Environmental groups plan to pressure the White House to block offshore drilling in the Arctic as Royal Dutch Shell gears up to start drilling there this summer.

Shell, which was awarded the first U.S. lease to drill in the Arctic, has submitted a revised plan to the Interior Department's Bureau of Ocean Energy Management to finish one exploratory well and start four others in the Chukchi Sea northwest of Alaska following a series of blunders in 2012 that put its Arctic efforts on ice. But the bureau said in a Jan. 14 letter to Shell that it still has concerns about how the company would manage "deficiencies" in oversight and management like it experienced in 2012.

The list of problems included the grounding of its Kulluk rig, a containment dome — used to trap hydrocarbons in the event of a spill — that failed to properly deploy, repeated air emissions permit violations and other equipment-related delays.

Shell's plans grew murkier Jan. 22 when the U.S. Court of Appeals for the 9th Circuit ruled that the Bureau of Ocean Energy Management used an "arbitrary and capricious" estimate of 1 billion barrels of recoverable oil when awarding the lease — an analysis that potentially understated the environmental risks of development, putting in doubt the validity of the bureau's lease sale.

"It would be very surprising if Shell were allowed to drill exploratory wells," said Michael LeVine, Pacific senior counsel with conservation group Oceana.

Green groups say Shell's difficulties prove drilling in the Arctic is too risky.

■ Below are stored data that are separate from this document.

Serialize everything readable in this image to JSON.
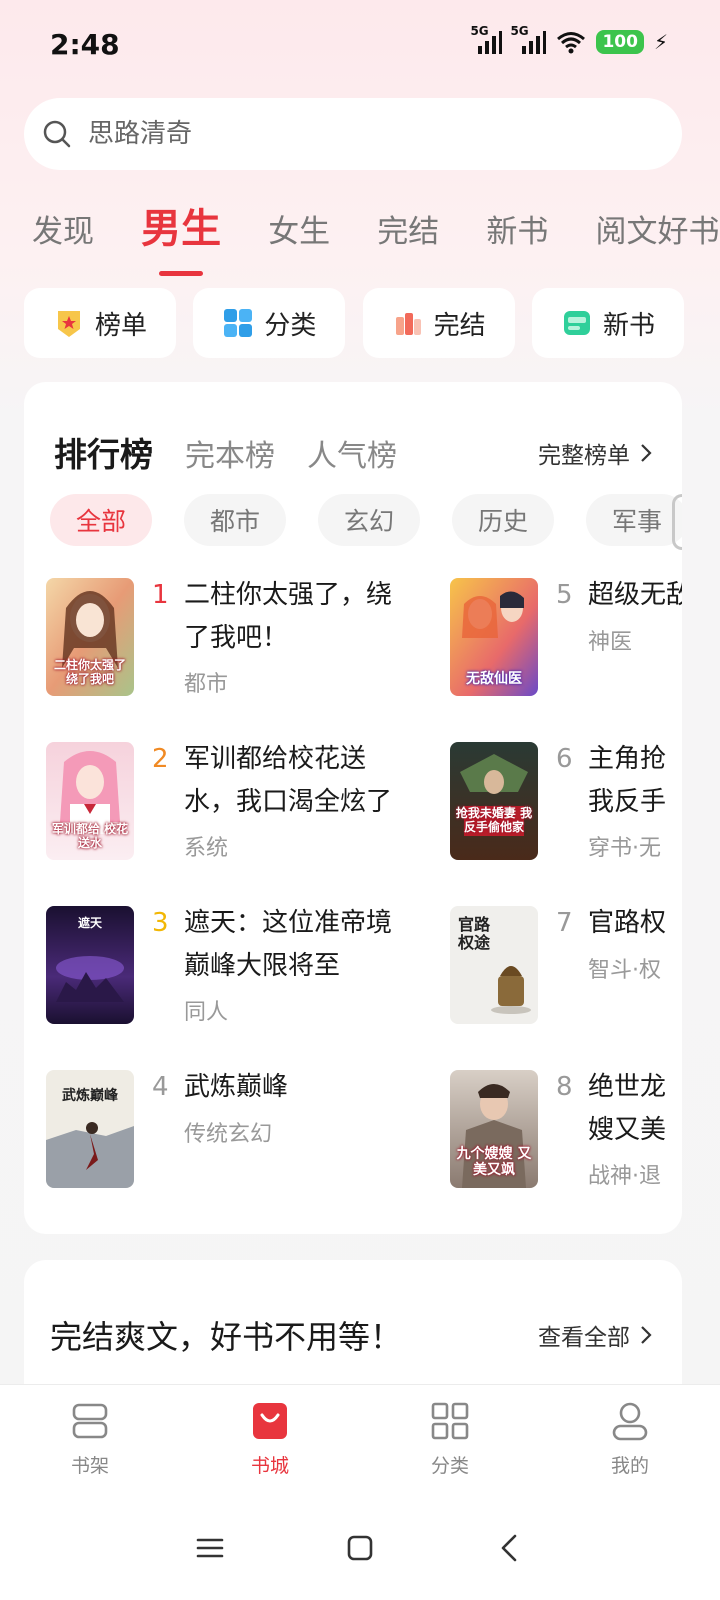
{
  "status_bar": {
    "time": "2:48",
    "signal1_label": "5G",
    "signal2_label": "5G",
    "battery": "100"
  },
  "search": {
    "placeholder": "思路清奇"
  },
  "channel_tabs": [
    "发现",
    "男生",
    "女生",
    "完结",
    "新书",
    "阅文好书"
  ],
  "channel_active": "男生",
  "quick_entries": [
    {
      "label": "榜单",
      "icon": "medal-icon"
    },
    {
      "label": "分类",
      "icon": "grid-icon"
    },
    {
      "label": "完结",
      "icon": "books-icon"
    },
    {
      "label": "新书",
      "icon": "new-badge-icon"
    }
  ],
  "ranking": {
    "tabs": [
      "排行榜",
      "完本榜",
      "人气榜"
    ],
    "more_label": "完整榜单",
    "genres": [
      "全部",
      "都市",
      "玄幻",
      "历史",
      "军事"
    ],
    "books": [
      {
        "rank": "1",
        "title": "二柱你太强了，绕了我吧！",
        "tag": "都市",
        "cover_text": "二柱你太强了 绕了我吧",
        "rank_color": "#e8353e"
      },
      {
        "rank": "2",
        "title": "军训都给校花送水，我口渴全炫了",
        "tag": "系统",
        "cover_text": "军训都给 校花送水",
        "rank_color": "#f08a24"
      },
      {
        "rank": "3",
        "title": "遮天：这位准帝境巅峰大限将至",
        "tag": "同人",
        "cover_text": "遮天",
        "rank_color": "#f2b705"
      },
      {
        "rank": "4",
        "title": "武炼巅峰",
        "tag": "传统玄幻",
        "cover_text": "武炼巅峰",
        "rank_color": "#999999"
      },
      {
        "rank": "5",
        "title": "超级无敌",
        "tag": "神医",
        "cover_text": "无敌仙医",
        "rank_color": "#999999"
      },
      {
        "rank": "6",
        "title": "主角抢我反手",
        "tag": "穿书·无",
        "cover_text": "抢我未婚妻 我反手偷他家",
        "rank_color": "#999999"
      },
      {
        "rank": "7",
        "title": "官路权",
        "tag": "智斗·权",
        "cover_text": "官路权途",
        "rank_color": "#999999"
      },
      {
        "rank": "8",
        "title": "绝世龙嫂又美",
        "tag": "战神·退",
        "cover_text": "九个嫂嫂 又美又飒",
        "rank_color": "#999999"
      }
    ]
  },
  "complete_section": {
    "title": "完结爽文，好书不用等！",
    "more_label": "查看全部"
  },
  "bottom_nav": [
    {
      "label": "书架",
      "icon": "bookshelf-icon"
    },
    {
      "label": "书城",
      "icon": "bookstore-bag-icon"
    },
    {
      "label": "分类",
      "icon": "category-grid-icon"
    },
    {
      "label": "我的",
      "icon": "profile-icon"
    }
  ],
  "bottom_nav_active": "书城",
  "colors": {
    "accent": "#e8353e",
    "accent_soft": "#fde8ea",
    "battery": "#3cc44c"
  }
}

Some plan to protest in the coming months to get the Obama administration to pull back on Arctic activity.

In a Jan. 16 letter, 18 green groups urged President Obama to ditch his "all of the above energy" strategy, including Arctic drilling, saying that the policy "would be fundamentally at odds with your goal of cutting carbon pollution and would undermine our nation's capacity to respond to the threat of climate disruption."

The White House hasn't backed off the Arctic, despite Shell's problematic start. In May, it outlined a framework for managing energy development there.

The Arctic's prospects are lucrative — the Bureau of Ocean Energy Management estimates the Chukchi area alone holds 15 billion barrels of recoverable oil and 78 trillion cubic feet of recoverable natural gas. The Beaufort Sea, which Shell included in its 2012 plan but not this year's, could hold 8 billion barrels of oil and nearly 28 trillion cubic feet of natural gas.

With Russia, Norway, Canada and Denmark, among others, moving to develop the Arctic, some lawmakers are pushing the White House to move faster.

"On par with the other Arctic nations, we are behind — behind in our thinking, behind in our vision," Sen. Lisa Murkowski, R-Alaska, said earlier this month.

The United States already is doing "bang-up job of producing oil" — output outpaced imports in October for the first time in 18 years — so the Arctic has to be the next play, said Sierra Club Alaska Program Director Dan Ritzman. He said he hopes to keep Shell out of the Arctic this summer and to prevent the Obama administration from offering the next round of Arctic leases in 2016 and 2017.

"You don't have to do everything everywhere. There are places that, just because there's oil there, they should not be open to oil and gas development," he said.

The Obama administration has stressed balancing energy development with protecting ecosystems vulnerable to oil spills and the effects of a warming planet.

Defense Secretary Chuck Hagel said in a November speech that growing global energy demand and shrinking sea ice — largely from climate change — is "giving rise to an unprecedented level of human activity," which includes countries shifting energy development to the Arctic.

"While the opening of the Arctic will create unprecedented challenges, it will also create historic opportunities," Hagel said.